Advertisers often engage in “pay per impression” or “pay per click” campaigns under the assumption that the person viewing the ad is part of the target demographic they hope to reach. Instead, the report reveals that a growing amount of these supposed prospective customers are actually fairly sophisticated bots designed to milk ad budgets. There are also other emerging forms that are becoming much bigger criminal industries, such as lead generation fraud and incentive program abuse.
Marketing fraud grows along with other forms of cyber crime in 2020
The “2021 Marketing Fraud Benchmarking Survey and Report” was conducted in fall 2020 and surveyed 129 marketing decision makers that mostly (60%) work at companies that employ over 1,000 people. At least half of the responding organizations had average monthly page visits of over 250,000 and spend at least $5 million annually on digital advertising.
As the report notes, the digital marketing industry spends at least $300 billion annually and is expected to grow in the wake of the Covid-19 pandemic effects. While one would reasonably anticipate that nearly all sectors of cyber crime have grown during the pandemic period, marketing fraud is an area that tends to go overlooked. Data breaches that compromise the records of millions tend to grab the headlines, but there is more than enough money in the ad spend pool to attract serious criminal attention.
Marketing fraud can be even more nefarious to organizations than hacking and leaks in that it requires continual auditing to detect. A data breach, or even a serious attempt, generally triggers a cybersecurity audit. Victims of marketing fraud may not even realize that they are hemorrhaging vast sums of money until they conduct a routine audit of their database of leads and their invalid traffic, something that they are not always doing.

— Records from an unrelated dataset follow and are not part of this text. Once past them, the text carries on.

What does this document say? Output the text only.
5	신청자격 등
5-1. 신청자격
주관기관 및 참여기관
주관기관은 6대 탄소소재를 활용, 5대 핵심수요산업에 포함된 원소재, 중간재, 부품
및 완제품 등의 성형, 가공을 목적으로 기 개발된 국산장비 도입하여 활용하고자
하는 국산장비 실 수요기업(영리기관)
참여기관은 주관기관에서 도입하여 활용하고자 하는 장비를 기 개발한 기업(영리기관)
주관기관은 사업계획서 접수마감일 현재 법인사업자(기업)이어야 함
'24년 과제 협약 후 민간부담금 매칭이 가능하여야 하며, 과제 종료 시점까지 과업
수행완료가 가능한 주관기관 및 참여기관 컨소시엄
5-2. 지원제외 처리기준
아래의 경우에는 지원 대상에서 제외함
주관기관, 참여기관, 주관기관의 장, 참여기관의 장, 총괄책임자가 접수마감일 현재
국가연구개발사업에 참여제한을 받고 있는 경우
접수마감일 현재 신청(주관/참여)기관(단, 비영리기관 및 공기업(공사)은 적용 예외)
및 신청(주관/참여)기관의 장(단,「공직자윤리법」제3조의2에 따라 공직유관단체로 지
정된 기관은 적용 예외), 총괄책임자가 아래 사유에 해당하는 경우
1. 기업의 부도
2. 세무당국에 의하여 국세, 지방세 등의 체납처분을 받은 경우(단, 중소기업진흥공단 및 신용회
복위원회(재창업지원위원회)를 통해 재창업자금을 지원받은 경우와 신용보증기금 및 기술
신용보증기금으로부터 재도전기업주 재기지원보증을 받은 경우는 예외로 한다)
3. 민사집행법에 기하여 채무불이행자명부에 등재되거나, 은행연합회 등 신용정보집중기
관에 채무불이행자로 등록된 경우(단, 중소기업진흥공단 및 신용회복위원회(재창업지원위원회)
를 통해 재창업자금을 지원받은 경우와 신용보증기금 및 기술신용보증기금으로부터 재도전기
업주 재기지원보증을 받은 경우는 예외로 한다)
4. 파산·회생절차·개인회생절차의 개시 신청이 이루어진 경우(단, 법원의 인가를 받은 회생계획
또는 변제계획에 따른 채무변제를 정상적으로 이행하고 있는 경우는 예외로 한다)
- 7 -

And even when organizations are on top of their traffic, they sometimes cannot tell when it is fraudulent. 43% of respondents said that they could not estimate how much of the suspicious traffic on their websites was originating from sophisticated bots. 22% of respondents believe that at least 25% of their sales database is composed of fraudulent leads. A full 2/3 said that they had experienced marketing fraud last year, but less than half said that they regularly scrub their databases for inauthentic contacts.
Communication and assignment of responsibility are contributing to this problem. Less than half of marketing teams even communicate with the security team about these issues, and they can’t decide who is supposed to be preventing marketing fraud: 33% of respondents say it’s the security team’s responsibility, while 40% say the marketing team should be doing it themselves. 12% had no idea who is responsible.
Marketing fraud increase in sophistication
The more sophisticated marketing fraud that these teams are now seeing is difficult to detect because it blends in with the devices and web browsers of legitimate end users. These bots are often planted on the devices of unaware targets (usually via malware) and can make use of the subject’s device information, browsing history and web activity to add a layer of legitimacy to interactions with the advertiser’s site and tools.
These sophisticated bots have both created new marketing fraud models and enhanced existing ones. Lead generation fraud is one example. Criminals have been observed drawing on the personally identifiable information (PII) leaked in massive data breaches to auto-fill forms.
Bots are also enabling previously minor forms of marketing fraud on a much larger scale, some of them incorporating machine learning techniques. One example is the use of bot networks to automatically buy up inventories of limited-release items that are fairly certain to go up substantially in price on the secondary market (particularly with a bunch of bots creating artificial shortages, something that has vexed those seeking to buy the PlayStation 5 and Nintendo Switch gaming consoles in recent months). Another is the mass creation of fake accounts to engage in negative “review bombing” campaigns.
How much fraud can digital marketers expect when they run a campaign? The survey finds that organizations can expect anywhere from 1% to 40% of their traffic to be fraudulent for any given campaign, depending on how tight of a screening ship they run. Large leading retail organizations are estimated to lose about $7 million to marketing fraud each year on the front end, and then another $7 to $8 million in wastage within the marketing tech stack.
However, constant monitoring and auditing is likely impossible for most organizations. So what are the warning signs of bot traffic? The report identifies the following symptoms that should trigger an audit: dramatic traffic spikes that cannot be connected to a recent event, time-on-site metrics that differ drastically depending on the source of the traffic, complaints from the sales team about the quality of leads captured from the web site, and conversion rates come up lower than expected.